Protagonistas
Manuel Vilas

Manuel Vilas

“Hola, soy Sissi, ¿te gusta mi palacio?”

La belleza de los días

El hotel Áurea Ana Palace de Budapest era una fiesta. Era una fiesta porque antes fue un palacio neoclásico, un palacio que danzaba al unísono con la gran capital húngara. El Áurea Palace fue testigo del olvidado siglo XIX y del inolvidable siglo XX, y por aquí pasó el nazismo y también el comunismo. Y finalmente he venido yo, a celebrar la belleza del edificio y la entrada en el año 26. Crucé el puente de la Cadenas al anochecer del día 31 de diciembre y vi morir sobre el Danubio al año 25. Hace tiempo que no lograba dormir tan profundamente. Fue esa cama gigantesca de mi habitación, la 323, la que me condujo al sueño de la felicidad y al olvido del tiempo. Apúntala, me dije, para que no la olvide nunca. Es la 323. 

Ah, las escaleras, las enormes escaleras del Áurea Palace. Me desperté una mañana de año nuevo en la cama de mi habitación 323, ese número mágico. Había un orden de belleza radical en mi habitación: ventanales decimonónicos sobre la calle Akademia. No había nadie en la calle. Descendían ángeles de la profundidad del techo, de la profundidad del tiempo. El hotel celebra en sus estancias y en su magnífico comedor la memoria de la emperatriz Isabel de Baviera, la famosa Sissi de las películas. Retratos de Sissi te persiguen dentro del hotel. 

 
 Zelei Péter

En todas las estancias se alza la presencia de la mujer más famosa y más bella del imperio austrohúngaro. Sin embargo, el hotel se llama Ana. Se llama Ana en memoria de la archiduquesa de la casa de los Habsburgo. Dos mujeres dominan este hotel. Dos mujeres te observan en este hotel. Quería que Sissi me hablase. Quería que Sissi volviera a este mundo. En el hotel Áurea Palace de Budapest se produjo el milagro de Año Nuevo. “Hola, soy Sissi, ¿te gusta mi palacio?”.

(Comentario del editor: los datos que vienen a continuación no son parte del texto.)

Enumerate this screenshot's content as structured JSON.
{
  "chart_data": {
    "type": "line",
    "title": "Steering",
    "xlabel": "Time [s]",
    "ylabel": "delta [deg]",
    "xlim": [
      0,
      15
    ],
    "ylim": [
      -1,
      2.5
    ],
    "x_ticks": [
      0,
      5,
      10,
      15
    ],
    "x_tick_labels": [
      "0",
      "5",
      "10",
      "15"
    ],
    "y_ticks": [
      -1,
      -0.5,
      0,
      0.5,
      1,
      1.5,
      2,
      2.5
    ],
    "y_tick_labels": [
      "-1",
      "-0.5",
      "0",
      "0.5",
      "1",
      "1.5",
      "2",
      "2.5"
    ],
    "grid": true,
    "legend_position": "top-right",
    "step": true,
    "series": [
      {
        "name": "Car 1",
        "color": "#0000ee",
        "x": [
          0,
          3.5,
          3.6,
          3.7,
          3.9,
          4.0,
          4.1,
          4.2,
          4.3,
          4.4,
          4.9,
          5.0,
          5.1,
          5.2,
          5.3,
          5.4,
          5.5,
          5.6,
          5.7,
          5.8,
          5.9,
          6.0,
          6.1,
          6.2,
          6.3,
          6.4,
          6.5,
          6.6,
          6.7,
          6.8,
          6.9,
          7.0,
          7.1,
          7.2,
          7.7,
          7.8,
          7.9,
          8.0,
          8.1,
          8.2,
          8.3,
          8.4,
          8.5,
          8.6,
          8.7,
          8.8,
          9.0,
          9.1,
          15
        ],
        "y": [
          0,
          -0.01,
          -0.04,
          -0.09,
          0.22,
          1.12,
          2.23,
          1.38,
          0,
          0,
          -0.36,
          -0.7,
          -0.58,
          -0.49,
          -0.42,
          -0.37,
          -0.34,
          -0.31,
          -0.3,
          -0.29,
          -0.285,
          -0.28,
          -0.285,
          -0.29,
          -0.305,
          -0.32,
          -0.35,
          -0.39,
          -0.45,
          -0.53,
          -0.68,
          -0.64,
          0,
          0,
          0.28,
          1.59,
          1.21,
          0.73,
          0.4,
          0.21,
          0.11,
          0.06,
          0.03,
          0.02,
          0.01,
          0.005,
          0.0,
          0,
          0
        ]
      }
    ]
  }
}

Este hotel está encantado y los ángeles te hablan. Los ángeles te cuidan. Había churros con sabor a canela en el desayuno de Año Nuevo. Es el año 26, acaba de llegar, y yo estoy en Budapest, en un palacio. Paseo por los pasillos del hotel y me encuentro con duques, archiduquesas, príncipes y emperatrices. “Viste usted de una forma muy extraña”, me dice Francisco José I. “Buenos días, emperador”, saludo. Los pasillos son tan anchos como el Danubio. Y las pinturas de los techos son originales del siglo XIX. Todo el hotel es un pasadizo en el tiempo, que conecta pasado, presente y futuro. Le pido a la emperatriz Sissi que me dé asilo político allí donde reina, en el corazón de la belleza. Ella fue la mujer más hermosa de su tiempo y la más libre. Solo la belleza salva el mundo. Solo ella. Sissi, sálvame. Sissi, que el año 26 sea hermoso, por favor.